C’est officiel : ce médicament n’est plus formellement contre-indiqué. L’Afssaps vient « d’actualiser sa position ». Le feuilleton se poursuit. Combien de temps encore ?
Nous évoquions il y a peu dans ce blog l’ « abcès alcoolique » que constitue, dans le paysage français de la prise en charge des malades de l’alcool, le Baclofène. Ce médicament est commercialisé sous le nom de Lioresal (ou sous son nom générique) par la multinationale pharmaceutique Novartis. Remboursé par la sécurité sociale il est officiellement classé dans la catégorie des myorelaxants. A ce titre il peut être prescrit chez les personnes souffrant des contractures douloureuses qui caractérisent certaines affections neurologiques, parmi lesquelles la sclérose en plaques.
Mais nous savons aussi que le Baclofène est depuis quelques années de plus en plus fréquemment prescrit chez des personnes souffrant des diverses formes de la dépendance à l’alcool. En dehors de ses indications, donc. Et ce à des doses massives pour un traitement a priori destiné à être administré à vie. On estime entre 30 000 et 50 000 le nombre des personnes ainsi prises en charge et suivies, le plus souvent, par des médecins généralistes ou non spécialisés en alcoologie.
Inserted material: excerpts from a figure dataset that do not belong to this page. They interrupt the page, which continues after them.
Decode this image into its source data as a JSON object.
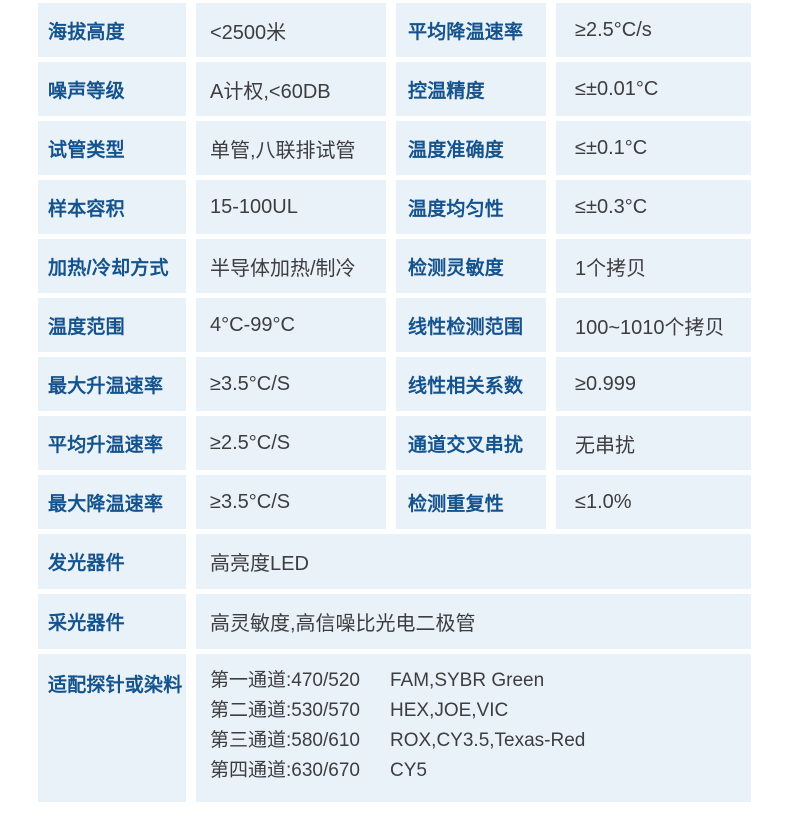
{
  "colors": {
    "cell_background": "#eaf2f9",
    "label_text": "#14538d",
    "value_text": "#3d3d40",
    "page_background": "#ffffff"
  },
  "specs": {
    "rows": [
      {
        "cells": [
          {
            "label": "海拔高度",
            "value": "<2500米"
          },
          {
            "label": "平均降温速率",
            "value": "≥2.5°C/s"
          }
        ]
      },
      {
        "cells": [
          {
            "label": "噪声等级",
            "value": "A计权,<60DB"
          },
          {
            "label": "控温精度",
            "value": "≤±0.01°C"
          }
        ]
      },
      {
        "cells": [
          {
            "label": "试管类型",
            "value": "单管,八联排试管"
          },
          {
            "label": "温度准确度",
            "value": "≤±0.1°C"
          }
        ]
      },
      {
        "cells": [
          {
            "label": "样本容积",
            "value": "15-100UL"
          },
          {
            "label": "温度均匀性",
            "value": "≤±0.3°C"
          }
        ]
      },
      {
        "cells": [
          {
            "label": "加热/冷却方式",
            "value": "半导体加热/制冷"
          },
          {
            "label": "检测灵敏度",
            "value": "1个拷贝"
          }
        ]
      },
      {
        "cells": [
          {
            "label": "温度范围",
            "value": "4°C-99°C"
          },
          {
            "label": "线性检测范围",
            "value": "100~1010个拷贝"
          }
        ]
      },
      {
        "cells": [
          {
            "label": "最大升温速率",
            "value": "≥3.5°C/S"
          },
          {
            "label": "线性相关系数",
            "value": "≥0.999"
          }
        ]
      },
      {
        "cells": [
          {
            "label": "平均升温速率",
            "value": "≥2.5°C/S"
          },
          {
            "label": "通道交叉串扰",
            "value": "无串扰"
          }
        ]
      },
      {
        "cells": [
          {
            "label": "最大降温速率",
            "value": "≥3.5°C/S"
          },
          {
            "label": "检测重复性",
            "value": "≤1.0%"
          }
        ]
      }
    ],
    "wide_rows": [
      {
        "label": "发光器件",
        "value": "高亮度LED"
      },
      {
        "label": "采光器件",
        "value": "高灵敏度,高信噪比光电二极管"
      }
    ],
    "probe_row": {
      "label": "适配探针或染料",
      "channels": [
        {
          "name": "第一通道:470/520",
          "dyes": "FAM,SYBR Green"
        },
        {
          "name": "第二通道:530/570",
          "dyes": "HEX,JOE,VIC"
        },
        {
          "name": "第三通道:580/610",
          "dyes": "ROX,CY3.5,Texas-Red"
        },
        {
          "name": "第四通道:630/670",
          "dyes": "CY5"
        }
      ]
    }
  }
}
Il y a là tous les ingrédients de l’un de ces scandales médicamenteux potentiels que la France expérimente à échéance régulière et à grands fracas dans les médias.
Pour l’heure cette dimension potentiellement scandaleuse n’a pas encore été semble-t-il pleinement perçue par les médias, du moins par les rubriques qualifiées de santé de ceux dits d’information générale. C’est que l’abcès n’est pas encore collecté. La justice n’est pas saisie. Aucun avocat n’est entré en scène. Aucun procureur n’a dû s’exprimer et aucun juge n’a eu à se confier à des journalistes de sa connaissance. Médiatiquement l’affaire s’est, pour l’heure, très largement circonscrite à un combat personnel, celui du Dr Olivier Ameisen. On a ainsi amplement pu le lire, l’entendre et le voir vanter les mérites et la portée médicale de son auto-découverte : celle des effets « anti-assuétude alcoolique » de cette molécule. Eu égard aux enjeux majeurs de santé publique le rôle des différentes associations oeuvrant dans ce domaine n’a encore eu que bien peu d’échos dans la sphère médiatique généraliste.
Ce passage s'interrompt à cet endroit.